Siyasi partilerde genel
başkanlık cuntası, bir duygu gibi kendisini göstermektedir." dedi. Siyasi parti başkanlığının bir noktadan sonra yapılmaması gerektiğini söyleyen Kanadoğlu,
Başbakan Recep Tayyip Erdoğan'a yüklendi. Kanadoğlu, "Bir parti
iktidar olduysa, neden genel başkanı başbakan olabilmektedir? Neden bu başbakan, partinin milletvekillerini kendisi seçebilmekte ve hattâ sıralamasını bile yapabilmektedir? Hattâ daha da ileri giderek, istediği bir arkadaşını
cumhurbaşkanı bile seçebilmektedir. Bu, genel başkanlığın tek kişi diktasına dönüşmesindendir. Yargıyı
baskı aracı olarak kullanması halinde bu
demokrasi değil, bir diktadır. Bu rejimin adı faşizmdir. Eğer bu diktaya bir de dini eklerseniz, dinci dikta olur. Siyasi iktidarlar, kendilerine gerekli olan gençleri ve kadınları geleceklerini tehlikeye sokacaklar diye almıyorsa, gençleşmeyen bir partinin iktidarının devam etmesi mümkün değildir." şeklinde konuştu. Çarenin halkta olduğunu ifade eden Kanadoğlu, "Türk halkı, 'Böyle bir idareye layık değiliz.' dediği anda bu yolda direnenler ayaklarını sıkı atmak zorunda kalacaktır." ifadelerini kullandı.
Demokratik
açılıma da değinen
Sabih Kanadoğlu, şunları kaydetti: "Açılım, Türkiye'nin bütününde yapılmalıdır. Ülkenin belirli bölümlerinde demokratik açılımdan bahsetme olanağı yoktur. Bunu Türkiye'de yapacaksanız, yurttaşların hepsine imkan sağlayacaksınız. Laik devleti sarsmayacaksınız. Seçimlerde yüzde 10 barajını aşağıya indireceksiniz. Başkaları bir şeyler istiyor diye ona göre hareket etmek halka kötülüktür. Hiçbir şey söylemeden
açılımı harekete geçirmek halkı aldatmaktan ileri gitmez."
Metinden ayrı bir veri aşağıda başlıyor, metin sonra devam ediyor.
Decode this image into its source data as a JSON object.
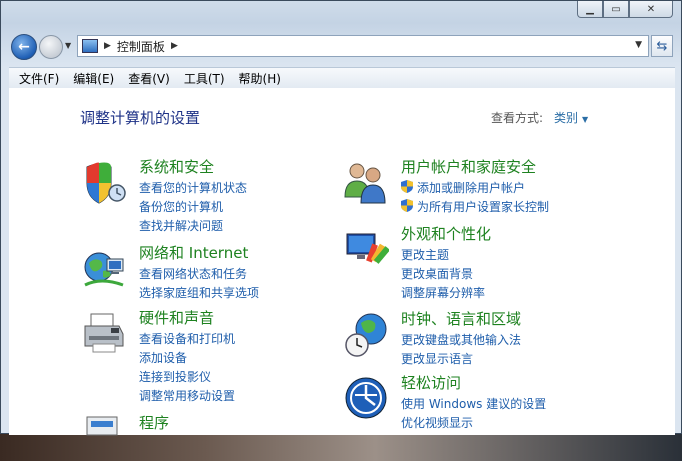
{
  "window": {
    "title_buttons": [
      "minimize",
      "maximize",
      "close"
    ]
  },
  "address": {
    "breadcrumb": "控制面板",
    "refresh_icon": "refresh-icon"
  },
  "menu": [
    "文件(F)",
    "编辑(E)",
    "查看(V)",
    "工具(T)",
    "帮助(H)"
  ],
  "page": {
    "title": "调整计算机的设置",
    "view_by_label": "查看方式:",
    "view_by_value": "类别"
  },
  "categories": [
    {
      "title": "系统和安全",
      "icon": "security-shield-icon",
      "links": [
        "查看您的计算机状态",
        "备份您的计算机",
        "查找并解决问题"
      ]
    },
    {
      "title": "网络和 Internet",
      "icon": "network-globe-icon",
      "links": [
        "查看网络状态和任务",
        "选择家庭组和共享选项"
      ]
    },
    {
      "title": "硬件和声音",
      "icon": "printer-icon",
      "links": [
        "查看设备和打印机",
        "添加设备",
        "连接到投影仪",
        "调整常用移动设置"
      ]
    },
    {
      "title": "程序",
      "icon": "programs-icon",
      "links": []
    },
    {
      "title": "用户帐户和家庭安全",
      "icon": "users-icon",
      "links": [
        "添加或删除用户帐户",
        "为所有用户设置家长控制"
      ]
    },
    {
      "title": "外观和个性化",
      "icon": "appearance-icon",
      "links": [
        "更改主题",
        "更改桌面背景",
        "调整屏幕分辨率"
      ]
    },
    {
      "title": "时钟、语言和区域",
      "icon": "clock-globe-icon",
      "links": [
        "更改键盘或其他输入法",
        "更改显示语言"
      ]
    },
    {
      "title": "轻松访问",
      "icon": "ease-of-access-icon",
      "links": [
        "使用 Windows 建议的设置",
        "优化视频显示"
      ]
    }
  ]
}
Kanadoğlu, çağdaş demokrasinin
egemen olduğu, herkesin birbirine saygı duyduğu, dinin siyasete alet edilmediği bir ülkede yaşamak istediğini söyledi. Bunun çaresininse Atatürk'ün çizdiği yolda yürümekten geçtiğini sözlerine ekledi. (CİHAN)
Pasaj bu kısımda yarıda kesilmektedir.